= Inhabitat =

Inhabitat is a blog focused on green design and lifestyle topics. The website covers the future of design as well as technology and architectural projects that emphasize energy efficiency, sustainability, and connection to the surrounding environment.

==History==
Inhabitat was founded by Columbia University architectural graduate student Jill Fehrenbacher in 2005. In a blog post, Fehrenbacher described quitting her job in digital marketing to go to architectural school, and then dropping out to focus on growing the site. "I wanted to forge my voice in the design world and get to know the designers and thought-leaders that were actually making, building and creating amazing things in the real world," she wrote in 2011.

By 2007, the site had a full-time salaried managing editor and around a dozen contributors who earned a nominal fee for their work.

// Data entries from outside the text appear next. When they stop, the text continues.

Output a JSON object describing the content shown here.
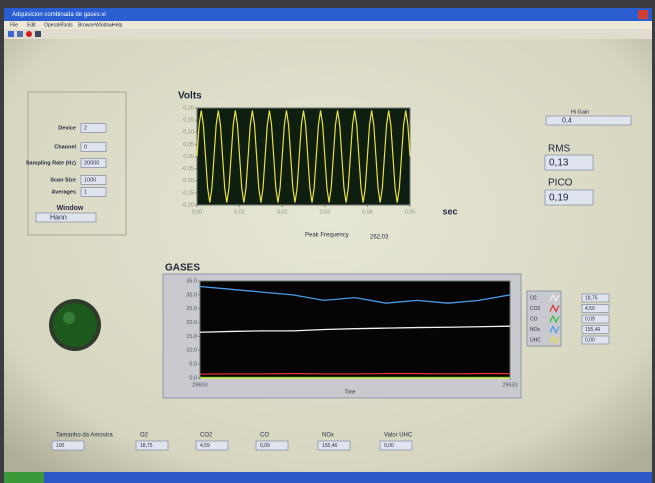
{
  "window": {
    "title": "Adquisicion combinada de gases.vi",
    "menu": [
      "File",
      "Edit",
      "Operate",
      "Tools",
      "Browse",
      "Window",
      "Help"
    ]
  },
  "daq_panel": {
    "fields": [
      {
        "label": "Device",
        "value": "2"
      },
      {
        "label": "Channel",
        "value": "0"
      },
      {
        "label": "Sampling Rate (Hz)",
        "value": "20000"
      },
      {
        "label": "Scan Size",
        "value": "1000"
      },
      {
        "label": "Averages",
        "value": "1"
      }
    ],
    "window_label": "Window",
    "window_value": "Hann"
  },
  "readouts": {
    "hi_gain_label": "Hi Gain",
    "hi_gain_value": "0,4",
    "rms_label": "RMS",
    "rms_value": "0,13",
    "pico_label": "PICO",
    "pico_value": "0,19",
    "peak_frequency_label": "Peak Frequency",
    "peak_frequency_value": "262,03"
  },
  "chart_data": [
    {
      "type": "line",
      "title": "Volts",
      "x_label": "sec",
      "x": [
        0,
        0.0005,
        0.001,
        0.0015,
        0.002,
        0.0025,
        0.003,
        0.0035,
        0.004,
        0.0045,
        0.005,
        0.0055,
        0.006,
        0.0065,
        0.007,
        0.0075,
        0.008,
        0.0085,
        0.009,
        0.0095,
        0.01,
        0.0105,
        0.011,
        0.0115,
        0.012,
        0.0125,
        0.013,
        0.0135,
        0.014,
        0.0145,
        0.015,
        0.0155,
        0.016,
        0.0165,
        0.017,
        0.0175,
        0.018,
        0.0185,
        0.019,
        0.0195,
        0.02,
        0.0205,
        0.021,
        0.0215,
        0.022,
        0.0225,
        0.023,
        0.0235,
        0.024,
        0.0245,
        0.025,
        0.0255,
        0.026,
        0.0265,
        0.027,
        0.0275,
        0.028,
        0.0285,
        0.029,
        0.0295,
        0.03,
        0.0305,
        0.031,
        0.0315,
        0.032,
        0.0325,
        0.033,
        0.0335,
        0.034,
        0.0345,
        0.035,
        0.0355,
        0.036,
        0.0365,
        0.037,
        0.0375,
        0.038,
        0.0385,
        0.039,
        0.0395,
        0.04,
        0.0405,
        0.041,
        0.0415,
        0.042,
        0.0425,
        0.043,
        0.0435,
        0.044,
        0.0445,
        0.045,
        0.0455,
        0.046,
        0.0465,
        0.047,
        0.0475,
        0.048,
        0.0485,
        0.049,
        0.0495,
        0.05
      ],
      "series": [
        {
          "color": "#e8e040",
          "values": [
            0,
            0.13,
            0.19,
            0.13,
            0,
            -0.13,
            -0.19,
            -0.13,
            0,
            0.13,
            0.19,
            0.13,
            0,
            -0.13,
            -0.19,
            -0.13,
            0,
            0.13,
            0.19,
            0.13,
            0,
            -0.13,
            -0.19,
            -0.13,
            0,
            0.13,
            0.19,
            0.13,
            0,
            -0.13,
            -0.19,
            -0.13,
            0,
            0.13,
            0.19,
            0.13,
            0,
            -0.13,
            -0.19,
            -0.13,
            0,
            0.13,
            0.19,
            0.13,
            0,
            -0.13,
            -0.19,
            -0.13,
            0,
            0.13,
            0.19,
            0.13,
            0,
            -0.13,
            -0.19,
            -0.13,
            0,
            0.13,
            0.19,
            0.13,
            0,
            -0.13,
            -0.19,
            -0.13,
            0,
            0.13,
            0.19,
            0.13,
            0,
            -0.13,
            -0.19,
            -0.13,
            0,
            0.13,
            0.19,
            0.13,
            0,
            -0.13,
            -0.19,
            -0.13,
            0,
            0.13,
            0.19,
            0.13,
            0,
            -0.13,
            -0.19,
            -0.13,
            0,
            0.13,
            0.19,
            0.13,
            0,
            -0.13,
            -0.19,
            -0.13,
            0,
            0.13,
            0.19,
            0.13,
            0
          ]
        }
      ],
      "xlim": [
        0,
        0.05
      ],
      "ylim": [
        -0.2,
        0.2
      ],
      "xticks": [
        {
          "value": 0,
          "label": "0,00"
        },
        {
          "value": 0.01,
          "label": "0,01"
        },
        {
          "value": 0.02,
          "label": "0,02"
        },
        {
          "value": 0.03,
          "label": "0,03"
        },
        {
          "value": 0.04,
          "label": "0,04"
        },
        {
          "value": 0.05,
          "label": "0,05"
        }
      ],
      "yticks": [
        {
          "value": 0.2,
          "label": "0,20"
        },
        {
          "value": 0.15,
          "label": "0,15"
        },
        {
          "value": 0.1,
          "label": "0,10"
        },
        {
          "value": 0.05,
          "label": "0,05"
        },
        {
          "value": 0,
          "label": "0,00"
        },
        {
          "value": -0.05,
          "label": "-0,05"
        },
        {
          "value": -0.1,
          "label": "-0,10"
        },
        {
          "value": -0.15,
          "label": "-0,15"
        },
        {
          "value": -0.2,
          "label": "-0,20"
        }
      ]
    },
    {
      "type": "line",
      "title": "GASES",
      "x_label": "Time",
      "x": [
        0,
        3,
        6,
        9,
        12,
        15,
        18,
        21,
        24,
        27,
        30
      ],
      "series": [
        {
          "name": "O2",
          "color": "#f0f0f0",
          "values": [
            16.5,
            16.8,
            17,
            17,
            17.5,
            17.8,
            18,
            18.2,
            18.3,
            18.5,
            18.7
          ]
        },
        {
          "name": "CO2",
          "color": "#e03030",
          "values": [
            1.4,
            1.5,
            1.5,
            1.6,
            1.5,
            1.5,
            1.6,
            1.6,
            1.5,
            1.6,
            1.6
          ]
        },
        {
          "name": "CO",
          "color": "#30c040",
          "values": [
            0.2,
            0.2,
            0.2,
            0.2,
            0.2,
            0.2,
            0.2,
            0.2,
            0.2,
            0.2,
            0.2
          ]
        },
        {
          "name": "NOx",
          "color": "#4a9ae8",
          "values": [
            33,
            32,
            31,
            30,
            28,
            29,
            27,
            28,
            27,
            28,
            30
          ]
        },
        {
          "name": "UHC",
          "color": "#e8e040",
          "values": [
            0,
            0,
            0,
            0,
            0,
            0,
            0,
            0,
            0,
            0,
            0
          ]
        }
      ],
      "xlim": [
        0,
        30
      ],
      "ylim": [
        0,
        35
      ],
      "xticks": [
        {
          "value": 0,
          "label": "29603"
        },
        {
          "value": 30,
          "label": "29633"
        }
      ],
      "yticks": [
        {
          "value": 35,
          "label": "35.0"
        },
        {
          "value": 30,
          "label": "30.0"
        },
        {
          "value": 25,
          "label": "25.0"
        },
        {
          "value": 20,
          "label": "20.0"
        },
        {
          "value": 15,
          "label": "15.0"
        },
        {
          "value": 10,
          "label": "10.0"
        },
        {
          "value": 5,
          "label": "5.0"
        },
        {
          "value": 0,
          "label": "0.0"
        }
      ]
    }
  ],
  "gas_readouts": [
    "18,75",
    "4,59",
    "0,09",
    "155,46",
    "0,00"
  ],
  "bottom_controls": [
    {
      "label": "Tamanho da Amostra",
      "value": "100"
    },
    {
      "label": "O2",
      "value": "18,75"
    },
    {
      "label": "CO2",
      "value": "4,59"
    },
    {
      "label": "CO",
      "value": "0,09"
    },
    {
      "label": "NOx",
      "value": "155,46"
    },
    {
      "label": "Valor UHC",
      "value": "0,00"
    }
  ]
}
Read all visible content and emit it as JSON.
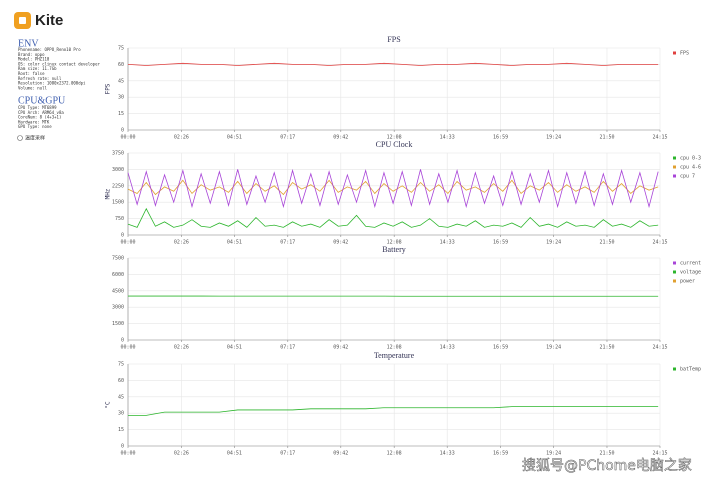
{
  "sidebar": {
    "logo": "Kite",
    "env_title": "ENV",
    "env_lines": [
      "Phonename: OPPO_Reno10 Pro",
      "Brand: oppo",
      "Model: PHZ110",
      "OS: color clinux contact developer",
      "Ram size: 11.7Gb",
      "Root: false",
      "Refresh rate: null",
      "Resolution: 1080x2372.000dpi",
      "Volume: null"
    ],
    "cpu_title": "CPU&GPU",
    "cpu_lines": [
      "CPU Type: MT6899",
      "CPU Arch: ARM64_v8a",
      "CoreNum: 8 (4+3+1)",
      "Hardware: MTK",
      "GPU Type: none"
    ],
    "checkbox_label": "温度采样"
  },
  "watermark": "搜狐号@PChome电脑之家",
  "chart_data": [
    {
      "type": "line",
      "title": "FPS",
      "y_label": "FPS",
      "grid": true,
      "xlim": [
        0,
        1455
      ],
      "xticks": [
        {
          "value": 0,
          "label": "00:00"
        },
        {
          "value": 146,
          "label": "02:26"
        },
        {
          "value": 291,
          "label": "04:51"
        },
        {
          "value": 437,
          "label": "07:17"
        },
        {
          "value": 582,
          "label": "09:42"
        },
        {
          "value": 728,
          "label": "12:08"
        },
        {
          "value": 873,
          "label": "14:33"
        },
        {
          "value": 1019,
          "label": "16:59"
        },
        {
          "value": 1164,
          "label": "19:24"
        },
        {
          "value": 1310,
          "label": "21:50"
        },
        {
          "value": 1455,
          "label": "24:15"
        }
      ],
      "ylim": [
        0,
        75
      ],
      "yticks": [
        0,
        15,
        30,
        45,
        60,
        75
      ],
      "x": [
        0,
        50,
        100,
        150,
        200,
        250,
        300,
        350,
        400,
        450,
        500,
        550,
        600,
        650,
        700,
        750,
        800,
        850,
        900,
        950,
        1000,
        1050,
        1100,
        1150,
        1200,
        1250,
        1300,
        1350,
        1400,
        1450
      ],
      "series": [
        {
          "name": "FPS",
          "color": "#e0403f",
          "values": [
            60,
            59,
            60,
            61,
            60,
            60,
            59,
            60,
            61,
            60,
            60,
            59,
            60,
            60,
            61,
            60,
            59,
            60,
            60,
            61,
            60,
            59,
            60,
            60,
            61,
            60,
            59,
            60,
            60,
            60
          ]
        }
      ]
    },
    {
      "type": "line",
      "title": "CPU Clock",
      "y_label": "MHz",
      "grid": true,
      "xlim": [
        0,
        1455
      ],
      "xticks": [
        {
          "value": 0,
          "label": "00:00"
        },
        {
          "value": 146,
          "label": "02:26"
        },
        {
          "value": 291,
          "label": "04:51"
        },
        {
          "value": 437,
          "label": "07:17"
        },
        {
          "value": 582,
          "label": "09:42"
        },
        {
          "value": 728,
          "label": "12:08"
        },
        {
          "value": 873,
          "label": "14:33"
        },
        {
          "value": 1019,
          "label": "16:59"
        },
        {
          "value": 1164,
          "label": "19:24"
        },
        {
          "value": 1310,
          "label": "21:50"
        },
        {
          "value": 1455,
          "label": "24:15"
        }
      ],
      "ylim": [
        0,
        3750
      ],
      "yticks": [
        0,
        750,
        1500,
        2250,
        3000,
        3750
      ],
      "x": [
        0,
        25,
        50,
        75,
        100,
        125,
        150,
        175,
        200,
        225,
        250,
        275,
        300,
        325,
        350,
        375,
        400,
        425,
        450,
        475,
        500,
        525,
        550,
        575,
        600,
        625,
        650,
        675,
        700,
        725,
        750,
        775,
        800,
        825,
        850,
        875,
        900,
        925,
        950,
        975,
        1000,
        1025,
        1050,
        1075,
        1100,
        1125,
        1150,
        1175,
        1200,
        1225,
        1250,
        1275,
        1300,
        1325,
        1350,
        1375,
        1400,
        1425,
        1450
      ],
      "series": [
        {
          "name": "cpu 0-3",
          "color": "#2cb52c",
          "values": [
            500,
            350,
            1200,
            400,
            600,
            350,
            450,
            700,
            400,
            350,
            550,
            400,
            650,
            350,
            800,
            400,
            450,
            350,
            600,
            400,
            500,
            350,
            700,
            400,
            450,
            900,
            400,
            350,
            550,
            400,
            600,
            350,
            450,
            750,
            400,
            350,
            500,
            400,
            650,
            350,
            450,
            400,
            550,
            350,
            800,
            400,
            500,
            350,
            600,
            400,
            450,
            350,
            700,
            400,
            500,
            350,
            650,
            400,
            450
          ]
        },
        {
          "name": "cpu 4-6",
          "color": "#e0a030",
          "values": [
            2100,
            1900,
            2400,
            1850,
            2200,
            2000,
            2500,
            1900,
            2300,
            2050,
            2200,
            1950,
            2450,
            1900,
            2350,
            2000,
            2250,
            1850,
            2400,
            2100,
            2300,
            2000,
            2500,
            1950,
            2200,
            2050,
            2450,
            1900,
            2350,
            2000,
            2250,
            1950,
            2400,
            2000,
            2300,
            1900,
            2450,
            2050,
            2200,
            1950,
            2350,
            2000,
            2500,
            1900,
            2250,
            2050,
            2400,
            1950,
            2300,
            2000,
            2200,
            1950,
            2450,
            2000,
            2350,
            1900,
            2250,
            2050,
            2200
          ]
        },
        {
          "name": "cpu 7",
          "color": "#a844d8",
          "values": [
            2850,
            1400,
            2900,
            1350,
            2750,
            1500,
            2950,
            1300,
            2800,
            1450,
            2900,
            1350,
            3000,
            1400,
            2700,
            1500,
            2850,
            1300,
            2950,
            1450,
            2800,
            1350,
            2900,
            1400,
            2750,
            1500,
            2950,
            1300,
            2850,
            1450,
            2900,
            1350,
            3000,
            1400,
            2800,
            1500,
            2950,
            1300,
            2850,
            1450,
            2700,
            1350,
            2900,
            1400,
            2800,
            1500,
            2950,
            1300,
            2850,
            1450,
            2900,
            1350,
            2800,
            1400,
            2950,
            1500,
            2850,
            1300,
            2900
          ]
        }
      ]
    },
    {
      "type": "line",
      "title": "Battery",
      "grid": true,
      "xlim": [
        0,
        1455
      ],
      "xticks": [
        {
          "value": 0,
          "label": "00:00"
        },
        {
          "value": 146,
          "label": "02:26"
        },
        {
          "value": 291,
          "label": "04:51"
        },
        {
          "value": 437,
          "label": "07:17"
        },
        {
          "value": 582,
          "label": "09:42"
        },
        {
          "value": 728,
          "label": "12:08"
        },
        {
          "value": 873,
          "label": "14:33"
        },
        {
          "value": 1019,
          "label": "16:59"
        },
        {
          "value": 1164,
          "label": "19:24"
        },
        {
          "value": 1310,
          "label": "21:50"
        },
        {
          "value": 1455,
          "label": "24:15"
        }
      ],
      "ylim": [
        0,
        7500
      ],
      "yticks": [
        0,
        1500,
        3000,
        4500,
        6000,
        7500
      ],
      "x": [
        0,
        50,
        100,
        150,
        200,
        250,
        300,
        350,
        400,
        450,
        500,
        550,
        600,
        650,
        700,
        750,
        800,
        850,
        900,
        950,
        1000,
        1050,
        1100,
        1150,
        1200,
        1250,
        1300,
        1350,
        1400,
        1450
      ],
      "series": [
        {
          "name": "current",
          "color": "#a844d8",
          "values": [
            null,
            null,
            null,
            null,
            null,
            null,
            null,
            null,
            null,
            null,
            null,
            null,
            null,
            null,
            null,
            null,
            null,
            null,
            null,
            null,
            null,
            null,
            null,
            null,
            null,
            null,
            null,
            null,
            null,
            null
          ]
        },
        {
          "name": "voltage",
          "color": "#2cb52c",
          "values": [
            4020,
            4020,
            4020,
            4020,
            4020,
            4010,
            4010,
            4010,
            4010,
            4010,
            4010,
            4010,
            4010,
            4010,
            4010,
            4000,
            4000,
            4000,
            4000,
            4000,
            4000,
            4000,
            4000,
            4000,
            4000,
            4000,
            4000,
            4000,
            4000,
            4000
          ]
        },
        {
          "name": "power",
          "color": "#e0a030",
          "values": [
            null,
            null,
            null,
            null,
            null,
            null,
            null,
            null,
            null,
            null,
            null,
            null,
            null,
            null,
            null,
            null,
            null,
            null,
            null,
            null,
            null,
            null,
            null,
            null,
            null,
            null,
            null,
            null,
            null,
            null
          ]
        }
      ]
    },
    {
      "type": "line",
      "title": "Temperature",
      "y_label": "°C",
      "grid": true,
      "xlim": [
        0,
        1455
      ],
      "xticks": [
        {
          "value": 0,
          "label": "00:00"
        },
        {
          "value": 146,
          "label": "02:26"
        },
        {
          "value": 291,
          "label": "04:51"
        },
        {
          "value": 437,
          "label": "07:17"
        },
        {
          "value": 582,
          "label": "09:42"
        },
        {
          "value": 728,
          "label": "12:08"
        },
        {
          "value": 873,
          "label": "14:33"
        },
        {
          "value": 1019,
          "label": "16:59"
        },
        {
          "value": 1164,
          "label": "19:24"
        },
        {
          "value": 1310,
          "label": "21:50"
        },
        {
          "value": 1455,
          "label": "24:15"
        }
      ],
      "ylim": [
        0,
        75
      ],
      "yticks": [
        0,
        15,
        30,
        45,
        60,
        75
      ],
      "x": [
        0,
        50,
        100,
        150,
        200,
        250,
        300,
        350,
        400,
        450,
        500,
        550,
        600,
        650,
        700,
        750,
        800,
        850,
        900,
        950,
        1000,
        1050,
        1100,
        1150,
        1200,
        1250,
        1300,
        1350,
        1400,
        1450
      ],
      "series": [
        {
          "name": "batTemp",
          "color": "#2cb52c",
          "values": [
            28,
            28,
            31,
            31,
            31,
            31,
            33,
            33,
            33,
            33,
            34,
            34,
            34,
            34,
            35,
            35,
            35,
            35,
            35,
            35,
            35,
            36,
            36,
            36,
            36,
            36,
            36,
            36,
            36,
            36
          ]
        }
      ]
    }
  ]
}
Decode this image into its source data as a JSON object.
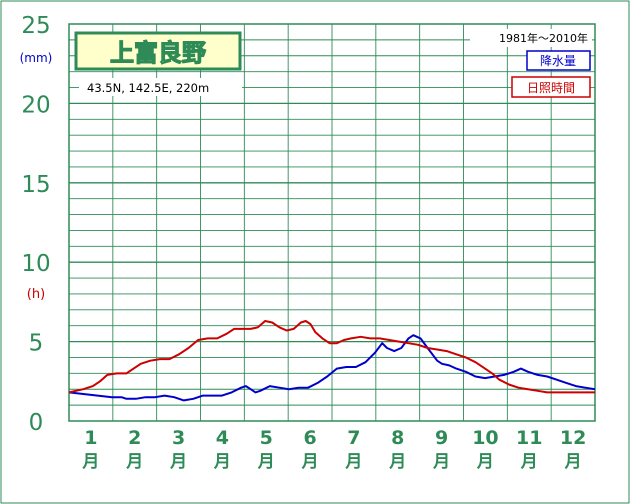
{
  "station": {
    "name": "上富良野",
    "location": "43.5N,  142.5E,  220m",
    "period": "1981年～2010年"
  },
  "units": {
    "precip": "(mm)",
    "sunshine": "(h)"
  },
  "colors": {
    "frame": "#2e8b57",
    "label_green": "#2e8b57",
    "title_bg": "#ffffcc",
    "precip_line": "#0000cc",
    "sunshine_line": "#cc0000",
    "axis_text": "#2e8b57",
    "unit_blue": "#0000cc",
    "unit_red": "#cc0000"
  },
  "chart_data": {
    "type": "line",
    "x_unit_label": "月",
    "categories": [
      "1",
      "2",
      "3",
      "4",
      "5",
      "6",
      "7",
      "8",
      "9",
      "10",
      "11",
      "12"
    ],
    "y_ticks": [
      0,
      5,
      10,
      15,
      20,
      25
    ],
    "ylim": [
      0,
      25
    ],
    "grid": true,
    "legend_position": "top-right",
    "series": [
      {
        "name": "降水量",
        "color": "#0000cc",
        "points": [
          [
            1,
            1.8
          ],
          [
            1.3,
            1.7
          ],
          [
            1.6,
            1.6
          ],
          [
            1.9,
            1.5
          ],
          [
            2.1,
            1.5
          ],
          [
            2.2,
            1.4
          ],
          [
            2.4,
            1.4
          ],
          [
            2.6,
            1.5
          ],
          [
            2.8,
            1.5
          ],
          [
            3.0,
            1.6
          ],
          [
            3.2,
            1.5
          ],
          [
            3.4,
            1.3
          ],
          [
            3.6,
            1.4
          ],
          [
            3.8,
            1.6
          ],
          [
            4.0,
            1.6
          ],
          [
            4.2,
            1.6
          ],
          [
            4.4,
            1.8
          ],
          [
            4.6,
            2.1
          ],
          [
            4.7,
            2.2
          ],
          [
            4.8,
            2.0
          ],
          [
            4.9,
            1.8
          ],
          [
            5.0,
            1.9
          ],
          [
            5.2,
            2.2
          ],
          [
            5.4,
            2.1
          ],
          [
            5.6,
            2.0
          ],
          [
            5.8,
            2.1
          ],
          [
            6.0,
            2.1
          ],
          [
            6.2,
            2.4
          ],
          [
            6.4,
            2.8
          ],
          [
            6.6,
            3.3
          ],
          [
            6.8,
            3.4
          ],
          [
            7.0,
            3.4
          ],
          [
            7.2,
            3.7
          ],
          [
            7.4,
            4.3
          ],
          [
            7.55,
            4.9
          ],
          [
            7.65,
            4.6
          ],
          [
            7.8,
            4.4
          ],
          [
            7.95,
            4.6
          ],
          [
            8.1,
            5.2
          ],
          [
            8.2,
            5.4
          ],
          [
            8.35,
            5.2
          ],
          [
            8.5,
            4.6
          ],
          [
            8.6,
            4.2
          ],
          [
            8.7,
            3.8
          ],
          [
            8.8,
            3.6
          ],
          [
            8.95,
            3.5
          ],
          [
            9.1,
            3.3
          ],
          [
            9.3,
            3.1
          ],
          [
            9.5,
            2.8
          ],
          [
            9.7,
            2.7
          ],
          [
            9.9,
            2.8
          ],
          [
            10.1,
            2.9
          ],
          [
            10.3,
            3.1
          ],
          [
            10.45,
            3.3
          ],
          [
            10.6,
            3.1
          ],
          [
            10.8,
            2.9
          ],
          [
            11.0,
            2.8
          ],
          [
            11.2,
            2.6
          ],
          [
            11.4,
            2.4
          ],
          [
            11.6,
            2.2
          ],
          [
            11.8,
            2.1
          ],
          [
            12.0,
            2.0
          ]
        ]
      },
      {
        "name": "日照時間",
        "color": "#cc0000",
        "points": [
          [
            1,
            1.8
          ],
          [
            1.3,
            2.0
          ],
          [
            1.5,
            2.2
          ],
          [
            1.65,
            2.5
          ],
          [
            1.8,
            2.9
          ],
          [
            2.0,
            3.0
          ],
          [
            2.2,
            3.0
          ],
          [
            2.35,
            3.3
          ],
          [
            2.5,
            3.6
          ],
          [
            2.7,
            3.8
          ],
          [
            2.9,
            3.9
          ],
          [
            3.1,
            3.9
          ],
          [
            3.3,
            4.2
          ],
          [
            3.5,
            4.6
          ],
          [
            3.7,
            5.1
          ],
          [
            3.9,
            5.2
          ],
          [
            4.1,
            5.2
          ],
          [
            4.3,
            5.5
          ],
          [
            4.45,
            5.8
          ],
          [
            4.6,
            5.8
          ],
          [
            4.8,
            5.8
          ],
          [
            4.95,
            5.9
          ],
          [
            5.1,
            6.3
          ],
          [
            5.25,
            6.2
          ],
          [
            5.4,
            5.9
          ],
          [
            5.55,
            5.7
          ],
          [
            5.7,
            5.8
          ],
          [
            5.85,
            6.2
          ],
          [
            5.95,
            6.3
          ],
          [
            6.05,
            6.1
          ],
          [
            6.15,
            5.6
          ],
          [
            6.3,
            5.2
          ],
          [
            6.45,
            4.9
          ],
          [
            6.6,
            4.9
          ],
          [
            6.75,
            5.1
          ],
          [
            6.9,
            5.2
          ],
          [
            7.1,
            5.3
          ],
          [
            7.3,
            5.2
          ],
          [
            7.5,
            5.2
          ],
          [
            7.7,
            5.1
          ],
          [
            7.9,
            5.0
          ],
          [
            8.1,
            4.9
          ],
          [
            8.3,
            4.8
          ],
          [
            8.5,
            4.6
          ],
          [
            8.7,
            4.5
          ],
          [
            8.9,
            4.4
          ],
          [
            9.1,
            4.2
          ],
          [
            9.3,
            4.0
          ],
          [
            9.5,
            3.7
          ],
          [
            9.7,
            3.3
          ],
          [
            9.85,
            3.0
          ],
          [
            10.0,
            2.6
          ],
          [
            10.2,
            2.3
          ],
          [
            10.4,
            2.1
          ],
          [
            10.6,
            2.0
          ],
          [
            10.8,
            1.9
          ],
          [
            11.0,
            1.8
          ],
          [
            11.4,
            1.8
          ],
          [
            11.8,
            1.8
          ],
          [
            12.0,
            1.8
          ]
        ]
      }
    ]
  }
}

Inhabitat also launched a child-focused site called Inhabitots and an online shop. In 2009, Inhabitat raised more than $500,000 in financing from a European investment company.

The Los Angeles-based media company Internet Brands acquired Inhabitat in September 2011, with Fehrenbacher agreeing to continue as the site's manager and editor-in-chief. In June 2017, Fehrenbacher announced she was stepping down from running Inhabitat to focus on her family.

==Recognition==
In early 2009, the New York Times featured Fehrenbacher and Inhabitat in its Home & Garden section. Time magazine put Inhabitat on "The Green List 100" in 2009 in the Websites category. Mother Nature Network (MNN) named the site to its list of eight influential green websites in 2010.